Всю свою жизнь Николай Браун посвятил творчеству поэта, 90 лет со дня смерти которого исполняется сегодня
Отец поэта Николая Брауна, советский поэт Николай Леопольдович Браун, посещал занятия в «Цехе поэтов» Николая Гумилева и выносил из «Англетера» тело Сергея Есенина… Мать, поэтесса Мария Комиссарова (она состояла в родстве с Осипом Комиссаровым, спасшим жизнь императору Александру Второму), фигурирует в печально знаменитом Постановлении 1946 года о журналах «Звезда» и «Ленинград» – в том, что связывают прежде всего с именами Анны Ахматовой и Михаила Зощенко. Николай Браун-младший был знаком и с Ахматовой, и с Зощенко. Но той путеводной звездой, которая сопровождала всю его жизнь, причудливо переплетаясь с потоком ярчайших судеб, стало имя Николая Степановича Гумилева.
– Николай Николаевич, ничто так не обросло легендами, как гибель Гумилева. Вы встречались со многими людьми, которые могли что-то об этом знать. Какая из многочисленных версий вам кажется наиболее достоверной?

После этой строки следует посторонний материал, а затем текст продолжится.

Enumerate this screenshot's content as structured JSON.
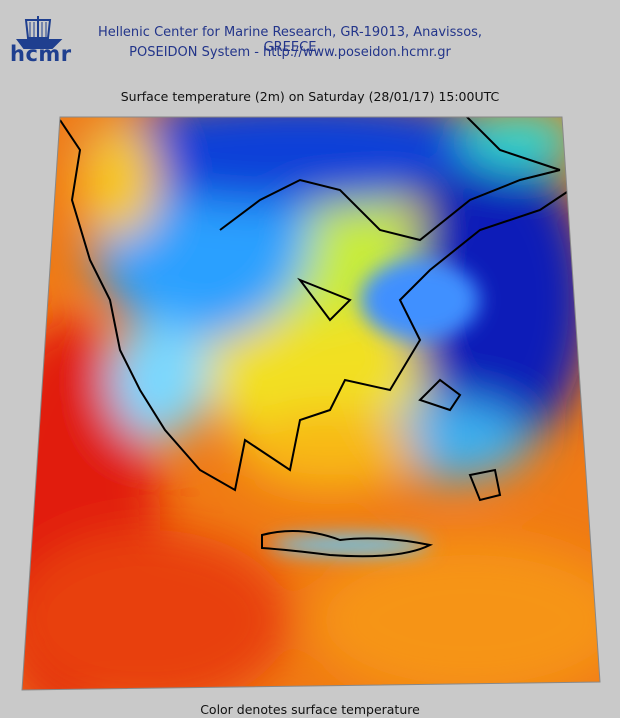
{
  "header": {
    "logo": "hcmr",
    "line1": "Hellenic Center for Marine Research, GR-19013, Anavissos, GREECE",
    "line2": "POSEIDON System - http://www.poseidon.hcmr.gr"
  },
  "map": {
    "title": "Surface temperature (2m) on Saturday (28/01/17) 15:00UTC",
    "caption": "Color denotes surface temperature"
  }
}
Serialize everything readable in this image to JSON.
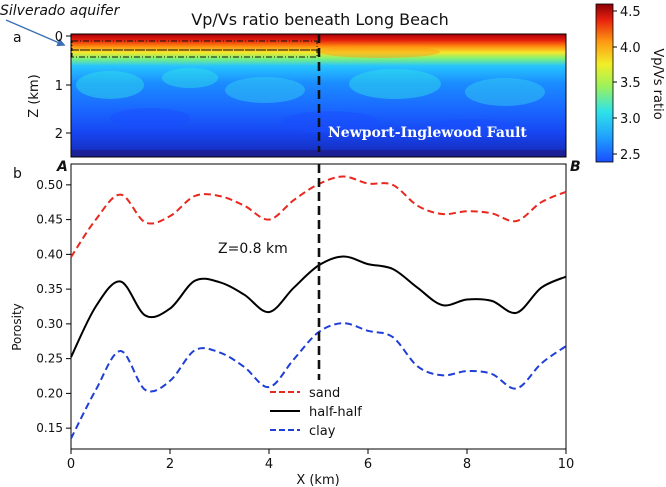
{
  "panel_a": {
    "label": "a",
    "title": "Vp/Vs ratio beneath Long Beach",
    "ylabel": "Z (km)",
    "yticks": [
      "0",
      "1",
      "2"
    ],
    "annotation_aquifer": "Silverado aquifer",
    "annotation_fault": "Newport-Inglewood Fault",
    "end_left": "A",
    "end_right": "B",
    "colorbar": {
      "label": "Vp/Vs ratio",
      "ticks": [
        "4.5",
        "4.0",
        "3.5",
        "3.0",
        "2.5"
      ],
      "range": [
        2.4,
        4.6
      ],
      "colormap": "jet"
    },
    "colors": {
      "fault_line": "#111111",
      "end_labels": "#b01818",
      "arrow": "#3a6fb5"
    }
  },
  "chart_data": [
    {
      "type": "heatmap",
      "title": "Vp/Vs ratio beneath Long Beach",
      "xlabel": "",
      "ylabel": "Z (km)",
      "xlim": [
        0,
        10
      ],
      "ylim": [
        2.5,
        0
      ],
      "colorbar_label": "Vp/Vs ratio",
      "colorbar_range": [
        2.4,
        4.6
      ],
      "colormap": "jet",
      "fault_x": 5.0,
      "annotations": [
        "Silverado aquifer",
        "Newport-Inglewood Fault"
      ]
    },
    {
      "type": "line",
      "title": "",
      "xlabel": "X (km)",
      "ylabel": "Porosity",
      "xlim": [
        0,
        10
      ],
      "ylim": [
        0.12,
        0.53
      ],
      "xticks": [
        "0",
        "2",
        "4",
        "6",
        "8",
        "10"
      ],
      "yticks": [
        "0.15",
        "0.20",
        "0.25",
        "0.30",
        "0.35",
        "0.40",
        "0.45",
        "0.50"
      ],
      "annotation": "Z=0.8 km",
      "fault_x": 5.0,
      "legend_position": "bottom-center",
      "x": [
        0,
        0.5,
        1,
        1.5,
        2,
        2.5,
        3,
        3.5,
        4,
        4.5,
        5,
        5.5,
        6,
        6.5,
        7,
        7.5,
        8,
        8.5,
        9,
        9.5,
        10
      ],
      "series": [
        {
          "name": "sand",
          "color": "#e8281e",
          "dash": true,
          "values": [
            0.396,
            0.45,
            0.486,
            0.446,
            0.455,
            0.484,
            0.484,
            0.47,
            0.45,
            0.478,
            0.501,
            0.512,
            0.502,
            0.5,
            0.47,
            0.458,
            0.462,
            0.459,
            0.448,
            0.475,
            0.49
          ]
        },
        {
          "name": "half-half",
          "color": "#000000",
          "dash": false,
          "values": [
            0.252,
            0.325,
            0.361,
            0.312,
            0.322,
            0.362,
            0.36,
            0.342,
            0.317,
            0.352,
            0.384,
            0.397,
            0.386,
            0.379,
            0.352,
            0.327,
            0.335,
            0.333,
            0.316,
            0.352,
            0.368
          ]
        },
        {
          "name": "clay",
          "color": "#1f3fd6",
          "dash": true,
          "values": [
            0.135,
            0.205,
            0.261,
            0.205,
            0.218,
            0.262,
            0.259,
            0.238,
            0.209,
            0.249,
            0.288,
            0.301,
            0.29,
            0.281,
            0.239,
            0.226,
            0.232,
            0.228,
            0.207,
            0.243,
            0.268
          ]
        }
      ]
    }
  ],
  "panel_b": {
    "label": "b",
    "xlabel": "X (km)",
    "ylabel": "Porosity",
    "annotation": "Z=0.8 km",
    "legend": [
      "sand",
      "half-half",
      "clay"
    ]
  }
}
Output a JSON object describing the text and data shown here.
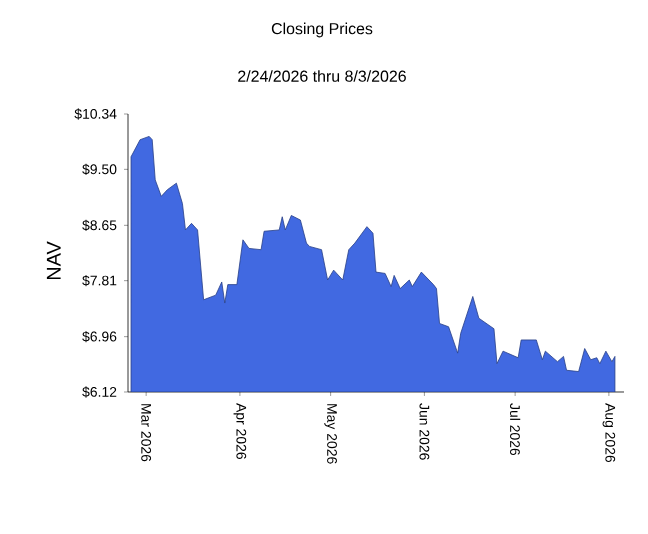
{
  "chart_data": {
    "type": "area",
    "title": "Closing Prices",
    "subtitle": "2/24/2026 thru 8/3/2026",
    "ylabel": "NAV",
    "x": [
      "2026-02-24",
      "2026-02-27",
      "2026-03-02",
      "2026-03-03",
      "2026-03-04",
      "2026-03-06",
      "2026-03-08",
      "2026-03-11",
      "2026-03-13",
      "2026-03-14",
      "2026-03-16",
      "2026-03-18",
      "2026-03-20",
      "2026-03-24",
      "2026-03-26",
      "2026-03-27",
      "2026-03-28",
      "2026-03-31",
      "2026-04-02",
      "2026-04-04",
      "2026-04-08",
      "2026-04-09",
      "2026-04-14",
      "2026-04-15",
      "2026-04-16",
      "2026-04-18",
      "2026-04-21",
      "2026-04-23",
      "2026-04-24",
      "2026-04-28",
      "2026-04-30",
      "2026-05-02",
      "2026-05-05",
      "2026-05-07",
      "2026-05-09",
      "2026-05-13",
      "2026-05-15",
      "2026-05-16",
      "2026-05-19",
      "2026-05-21",
      "2026-05-22",
      "2026-05-24",
      "2026-05-27",
      "2026-05-28",
      "2026-05-31",
      "2026-06-04",
      "2026-06-05",
      "2026-06-06",
      "2026-06-09",
      "2026-06-12",
      "2026-06-13",
      "2026-06-17",
      "2026-06-19",
      "2026-06-24",
      "2026-06-25",
      "2026-06-27",
      "2026-07-02",
      "2026-07-03",
      "2026-07-08",
      "2026-07-10",
      "2026-07-11",
      "2026-07-15",
      "2026-07-17",
      "2026-07-18",
      "2026-07-22",
      "2026-07-24",
      "2026-07-26",
      "2026-07-28",
      "2026-07-29",
      "2026-07-31",
      "2026-08-02",
      "2026-08-03"
    ],
    "series": [
      {
        "color": "#4169e1",
        "values": [
          9.69,
          9.95,
          10.0,
          9.95,
          9.34,
          9.09,
          9.19,
          9.29,
          8.98,
          8.58,
          8.68,
          8.58,
          7.52,
          7.59,
          7.79,
          7.47,
          7.75,
          7.75,
          8.43,
          8.3,
          8.28,
          8.56,
          8.58,
          8.78,
          8.58,
          8.8,
          8.73,
          8.38,
          8.33,
          8.28,
          7.82,
          7.97,
          7.82,
          8.28,
          8.38,
          8.63,
          8.53,
          7.94,
          7.92,
          7.72,
          7.89,
          7.69,
          7.82,
          7.72,
          7.94,
          7.75,
          7.69,
          7.16,
          7.11,
          6.71,
          7.01,
          7.57,
          7.24,
          7.08,
          6.55,
          6.74,
          6.64,
          6.91,
          6.91,
          6.61,
          6.74,
          6.58,
          6.66,
          6.45,
          6.43,
          6.78,
          6.61,
          6.64,
          6.55,
          6.74,
          6.58,
          6.66
        ]
      }
    ],
    "xlim": [
      "2026-02-23",
      "2026-08-06"
    ],
    "xticks": [
      {
        "value": "2026-03-01",
        "label": "Mar 2026"
      },
      {
        "value": "2026-04-01",
        "label": "Apr 2026"
      },
      {
        "value": "2026-05-01",
        "label": "May 2026"
      },
      {
        "value": "2026-06-01",
        "label": "Jun 2026"
      },
      {
        "value": "2026-07-01",
        "label": "Jul 2026"
      },
      {
        "value": "2026-08-01",
        "label": "Aug 2026"
      }
    ],
    "ylim": [
      6.12,
      10.34
    ],
    "yticks": [
      {
        "value": 6.12,
        "label": "$6.12"
      },
      {
        "value": 6.96,
        "label": "$6.96"
      },
      {
        "value": 7.81,
        "label": "$7.81"
      },
      {
        "value": 8.65,
        "label": "$8.65"
      },
      {
        "value": 9.5,
        "label": "$9.50"
      },
      {
        "value": 10.34,
        "label": "$10.34"
      }
    ],
    "grid": false
  }
}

– Для того чтобы скрыть правду, истинные обстоятельства чьей-нибудь гибели или ликвидации в застенках ОГПУ-ЧК-КГБ сочинялся целый ряд версий. Часто они исключают одна другую. Самая известная – та, где рассказывается, как он «шикарно умер»: утверждали, что Гумилев перед смертью «улыбался, докурил папиросу… Даже на ребят из Особого отдела произвел впечатление. Пустое молодечество, но все-таки крепкий тип. Мало кто так умирает». А одну из версий я знаю лично от Льва Николаевича Гумилева. Один человек рассказывал ему следующее: колонне приговоренных было приказано остановиться, перестроиться в шеренгу. Командир подошел к молодому человеку, который стоял рядом с Николаем Степановичем, и попросил его сделать шаг вперед. Вероятно, для того, чтобы тот был расстрелян на глазах у Гумилева. Но в последний момент Николай Степанович сделал два шага вперед и шаг в сторону. И заслонил молодого человека своим телом. И в первом, и во втором случае это похоже на легенды «из ОГПУ».

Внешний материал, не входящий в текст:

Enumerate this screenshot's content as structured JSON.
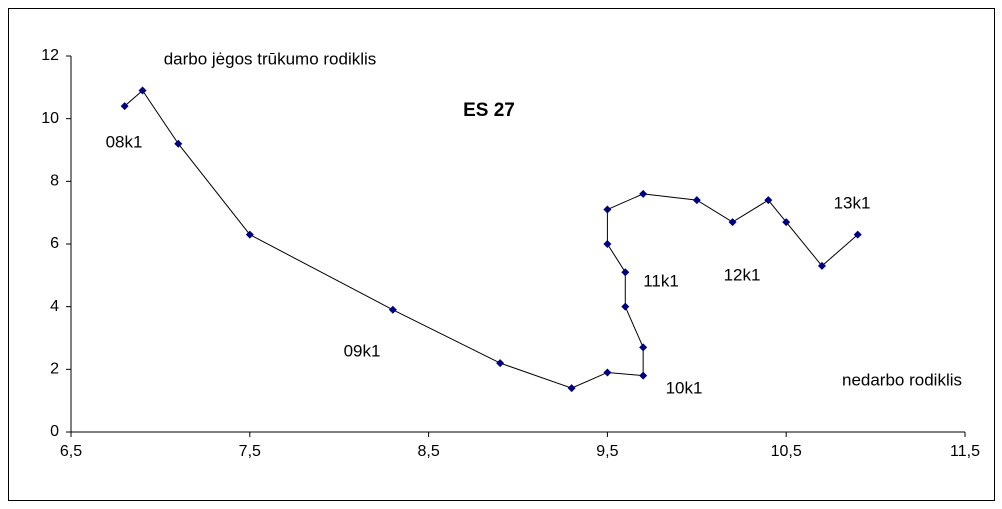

Генеральное представительство Российского Имперского Союза-ордена по Санкт-Петербургу и Москве, которым я имел честь руководить с 1991 года, проводило ежегодные панихиды 25 августа в Бенгардовке на берегу Лубьи, неподалеку от станции, где по одной из версий был расстрелян Гумилев. Мы приезжали со знаменем и штандартом. Вскоре там был положен большой памятный камень, символизирующий место расстрела Николая Гумилева, и еще несколько памятных камней – жертвам советского режима. Сделано это было замечательными людьми – жителями Бернгардовки.
– В чем же все-таки провинился Николай Степанович Гумилев?

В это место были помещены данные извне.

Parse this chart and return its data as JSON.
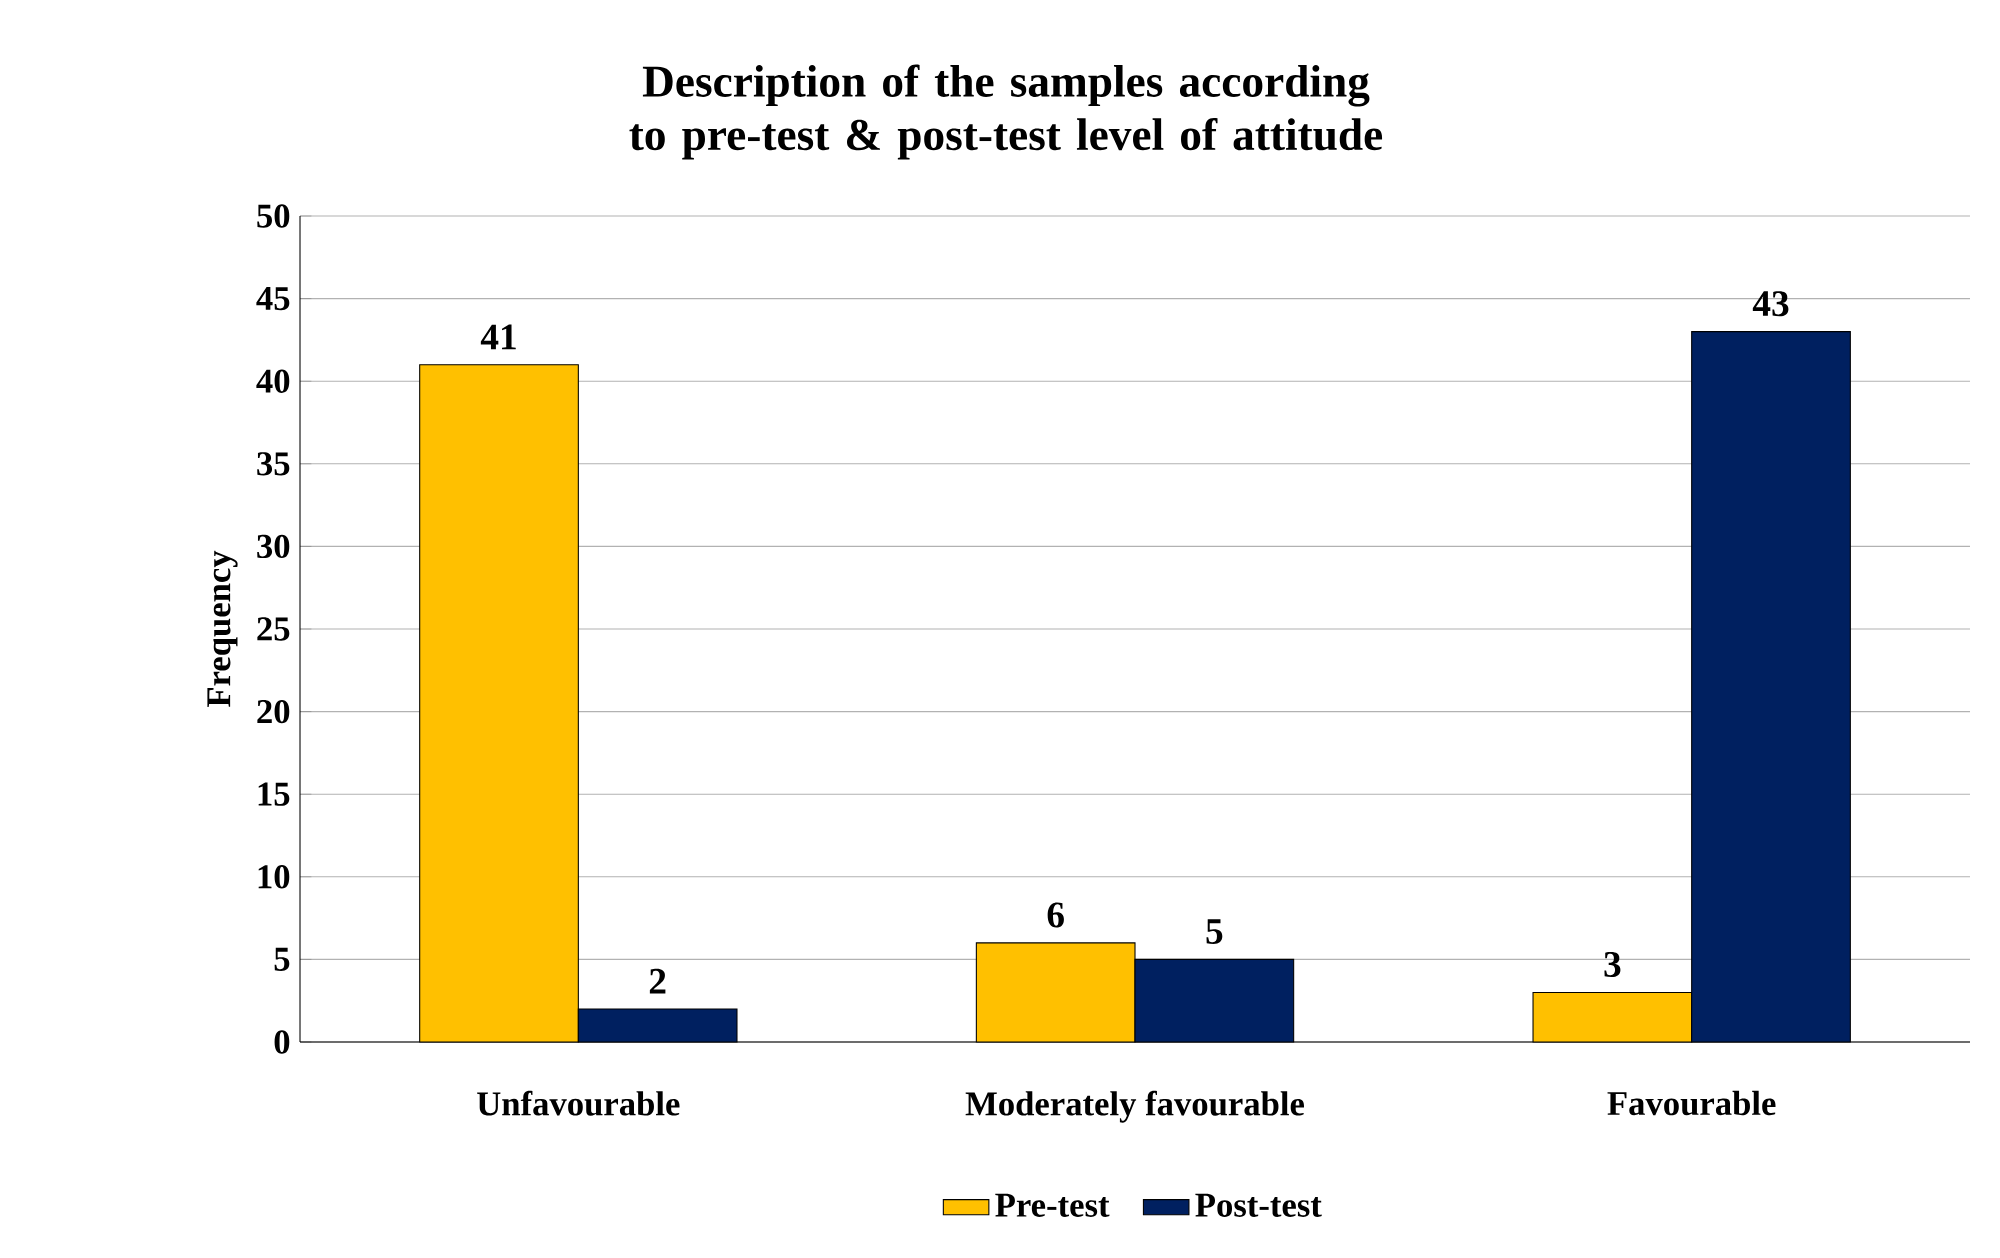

– Вот официальная формулировка. Цитирую по газете «Петроградская правда», где 1 сентября 1921 г. сообщалось о расстреле 61 человека по «делу Таганцева», произведенном 25 августа (это был первый расстрел, второй последовал 3 октября): «Гумилев Н.С. 33 л., (на самом деле 35!) б. дворянин, филолог, поэт, член коллегии издательства «Всемирной литературы», беспартийный, б. офицер. Содействовал составлению прокламаций. Обещал связать с организацией в момент восстания группу интеллигентов. Получал от организации деньги на технические надобности».
– У вашего отца имелись конспекты лекций Николая Гумилева…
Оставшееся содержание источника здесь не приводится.